[OT] benchmarking "typical" programs

Fri Sep 21 18:02:16 BST 2012

On Fri, Sep 21, 2012 at 10:22:44AM +0100, Nicholas Clark said:
> I'm not a search engineer (recovering or otherwise), so this represents
> rather more work that I wanted to do.

I'll try and know something together but really it's fairly simple 
algorithm.

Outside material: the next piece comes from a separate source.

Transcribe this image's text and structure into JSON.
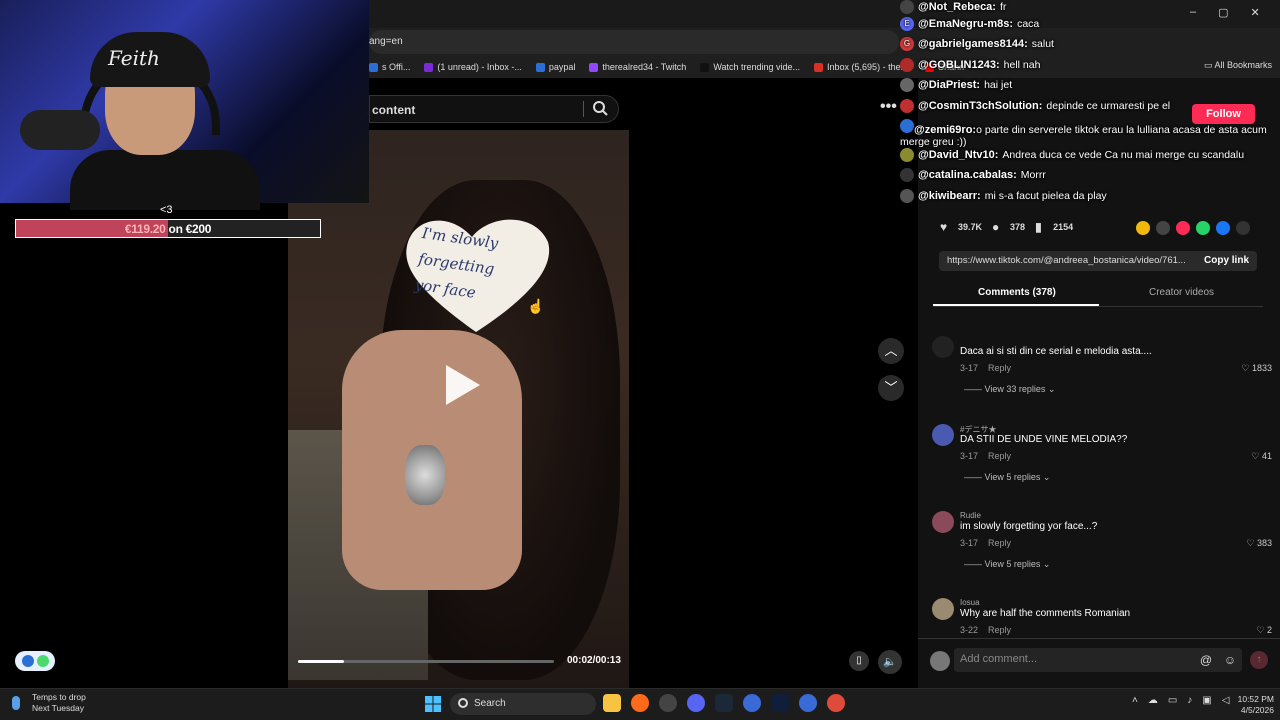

Warning untested:

my %index;
foreach my $doc (@corpus) {
  my $text   = slurp($doc);
  my @tokens = tokenize($text);
  foreach my $token (@tokens) {
    $index{$token}->{$doc}++; 
  }
}

my $D  = scalar(@corpus);

foreach my $query (@queries) {
	my %results;     
	my @tokens  = tokenize($query);
    foreach my $token (@tokens) {
    	my $docs = $index->{$token};
        my $d    = size keys %$docs;
        foreach my $doc (keys %docs) {
            # http://en.wikipedia.org/wiki/Tf*idf
			my $tf  = $docs->{$doc};
            my $idf = log($D / $d); 
            $results{$doc} += $tf * $idf;
        } 
    }
    my $count = 1;
    foreach my $doc (sort { $results{$b} <=> $results{$a} } %results) {
		print "$count) $doc (score ".$results->{$doc}.")\n";
        $count++; 
    } 

}

sub tokenize {
  my $text  = shift;
  my @words = split ' ', $text;
  return map { stem($_) } grep { !$STOP_WORDS{$_} } @words; 
}

# world's most usless stemmer
# here for munging performance checking only
sub stem {
  my $word = shift;
  $word =~ s!(ing|s|ed|ly$);
  $word;
}